December 21, 2020

Ever since in May 2018 the ECB published the “Report on the Thematic Review on effective risk data aggregation and risk reporting” data quality has improved – not only in Europe- as one of the big topics for financial institutions in the area of Risk Management and thus also in the area of KYC/AML reporting. In the ECB report – written along the lines of the Basel Committee “Principles of Data Governance” – close attention is given to data quality, which is seen as one of the essential preconditions for proper risk governance and sound risk-based decision-making.

Why is data quality important for KYC/AML?

KYC/AML implementations are often large projects that require numerous changes to customer processes,  customer data and reporting coming from different departments and business lines within the financial institution. For anti-money laundering (AML) investigations e.g. it is required to be able to verify information and trace individual transactions through the financial institution which  assumes high quality and easily accessible information. All of the processing and reports build on top of the data entered, altered and stored within the organisation for which data quality plays a significant role.

In the KYC/AML regulated environment,  maintaining a strong focus on data quality is therefore becoming one of the important success factors of being able to implement regulations. Let’s take a step back and see what financial institutions could do in order to be successful in improving data quality.

What steps can be taken to improve data quality?

Within the COBIT framework- but also within other frameworks – data quality is defined upon attributes that represent the criteria that must be satisfied in order to make information ‘reliable’. The general consensus is that there are four attributes of data quality that are seen as the most valuable. These are: completeness, correctness, timeliness and validity of information.

However, the problem with data quality is that not all mentioned attributes can be unified into a set of “hard” measurements. On the contrary, data quality has been proven to be difficult to measure. E.g. a set of data might be satisfactory in one of the attributes but inadequate in another one. Also, improving one data quality dimension (e.g. validity) could impair another dimension (e.g. timeliness).  Within one organisation different stakeholders might also have different data quality requirements, while improvements concerning data quality have to compete within the same budget with other priorities.

In order to improve an organization’s ability to produce good quality data the ECB report states that it is important to have a program on data governance. Several good frameworks exist in the market for executing data governance, and many organisations have started working on these programs and have booked successes in improving data quality.

However, the implementation of a data governance program is a long term effort, due to the fact that data quality is not the outcome of a few good decisions, but rather the outcome of many good decisions taken in the process of obtaining, altering, producing and reports on data within many parts of the organisation over a longer period. Therefore, cross-functional collaboration is one of the keys for successful data quality initiatives.
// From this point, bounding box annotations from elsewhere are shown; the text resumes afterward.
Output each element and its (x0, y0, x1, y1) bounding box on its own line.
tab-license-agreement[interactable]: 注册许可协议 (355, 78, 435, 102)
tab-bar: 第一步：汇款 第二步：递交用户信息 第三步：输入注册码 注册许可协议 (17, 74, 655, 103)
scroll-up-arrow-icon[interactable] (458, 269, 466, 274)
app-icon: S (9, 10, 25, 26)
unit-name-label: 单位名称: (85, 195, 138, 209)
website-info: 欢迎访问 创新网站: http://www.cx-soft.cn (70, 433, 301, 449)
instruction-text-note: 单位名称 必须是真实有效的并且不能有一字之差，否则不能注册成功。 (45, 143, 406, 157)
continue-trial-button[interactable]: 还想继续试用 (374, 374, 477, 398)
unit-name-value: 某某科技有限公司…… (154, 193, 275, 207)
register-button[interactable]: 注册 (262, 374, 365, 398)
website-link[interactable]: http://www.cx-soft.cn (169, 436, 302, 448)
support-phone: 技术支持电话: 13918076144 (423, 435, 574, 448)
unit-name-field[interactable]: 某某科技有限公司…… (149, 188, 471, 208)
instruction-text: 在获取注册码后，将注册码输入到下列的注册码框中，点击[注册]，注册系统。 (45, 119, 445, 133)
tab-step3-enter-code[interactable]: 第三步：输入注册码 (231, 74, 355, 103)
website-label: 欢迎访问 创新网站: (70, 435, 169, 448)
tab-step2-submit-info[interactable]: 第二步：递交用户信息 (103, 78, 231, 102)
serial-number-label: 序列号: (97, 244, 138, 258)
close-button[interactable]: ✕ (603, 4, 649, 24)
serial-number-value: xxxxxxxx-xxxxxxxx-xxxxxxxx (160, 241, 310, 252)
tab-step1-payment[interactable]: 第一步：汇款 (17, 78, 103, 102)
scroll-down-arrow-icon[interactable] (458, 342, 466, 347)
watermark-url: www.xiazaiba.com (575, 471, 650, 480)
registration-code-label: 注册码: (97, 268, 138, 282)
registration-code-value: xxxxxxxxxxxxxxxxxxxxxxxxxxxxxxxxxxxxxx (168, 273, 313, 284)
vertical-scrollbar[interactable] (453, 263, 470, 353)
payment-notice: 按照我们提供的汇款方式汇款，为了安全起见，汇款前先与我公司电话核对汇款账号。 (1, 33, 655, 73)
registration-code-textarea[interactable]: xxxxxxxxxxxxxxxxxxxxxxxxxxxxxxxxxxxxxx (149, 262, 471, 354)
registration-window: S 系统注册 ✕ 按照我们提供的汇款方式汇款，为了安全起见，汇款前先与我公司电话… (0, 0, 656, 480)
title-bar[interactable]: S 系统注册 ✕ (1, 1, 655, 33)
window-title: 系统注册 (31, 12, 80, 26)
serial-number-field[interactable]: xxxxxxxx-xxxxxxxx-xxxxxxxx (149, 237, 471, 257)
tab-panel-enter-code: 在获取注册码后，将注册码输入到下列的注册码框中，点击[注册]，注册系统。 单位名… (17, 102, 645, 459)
Are there other perspectives on improving data quality?

Having concluded that KYC/AML projects reach out over multiple business units and departments of the company, it could be beneficial to look at improving data quality also from a change management perspective. What needs to change in the organisation to make a positive change to reach the desired outcome of “good” data quality?

Possibly, management science can help us with additional perspectives. Already before KYC/AML legislation became such an important topic, scientific research was carried out on which factors influence the actual data quality performance of an organisation.[1] Not surprisingly,  the most directly influencing factor to improve data quality appeared to be the management commitment to do so.

Also in the earlier mentioned ECB report the same is concluded: “Senior management sets the tone and direction of any organisation and therefore their involvement, interaction and direction are very important in order to make real and substantive changes to the supervisory efforts spent on enhancing the quality of data…..”

Then the interesting follow-up question is: what influences management commitment?

In the management research carried out two types of factors came out that influence management commitment:  directly, the presence of data quality “champions” in the organisation i.e. managers enthusiastic for improving data quality and secondly the fact that management is rewarded for data quality. Also indirect factors play an important role: the perceived usefulness for data quality as a strategic resource in products and services and the perceived need for data quality in meeting regulatory, stakeholder and competitive requirements.


As a senior manager responsible for KYC it could prove valuable to look at data quality also from a change management perspective. Is there sufficient management commitment to drive through in daily decision making? Do we have sufficient data quality “champions”? And what are the arguments that can be used from a change management story like usefulness for e.g. competitive purposes? And are there – beside the mentioned regulatory requirements – other stakeholders that are in need of better data quality?

Richard Ippel

[1] Accounting and Finance 47 (2007) p.335–355, Factors influencing organizations to improve data quality in their information systems, Tee, Bowe, Doyle, Rohde.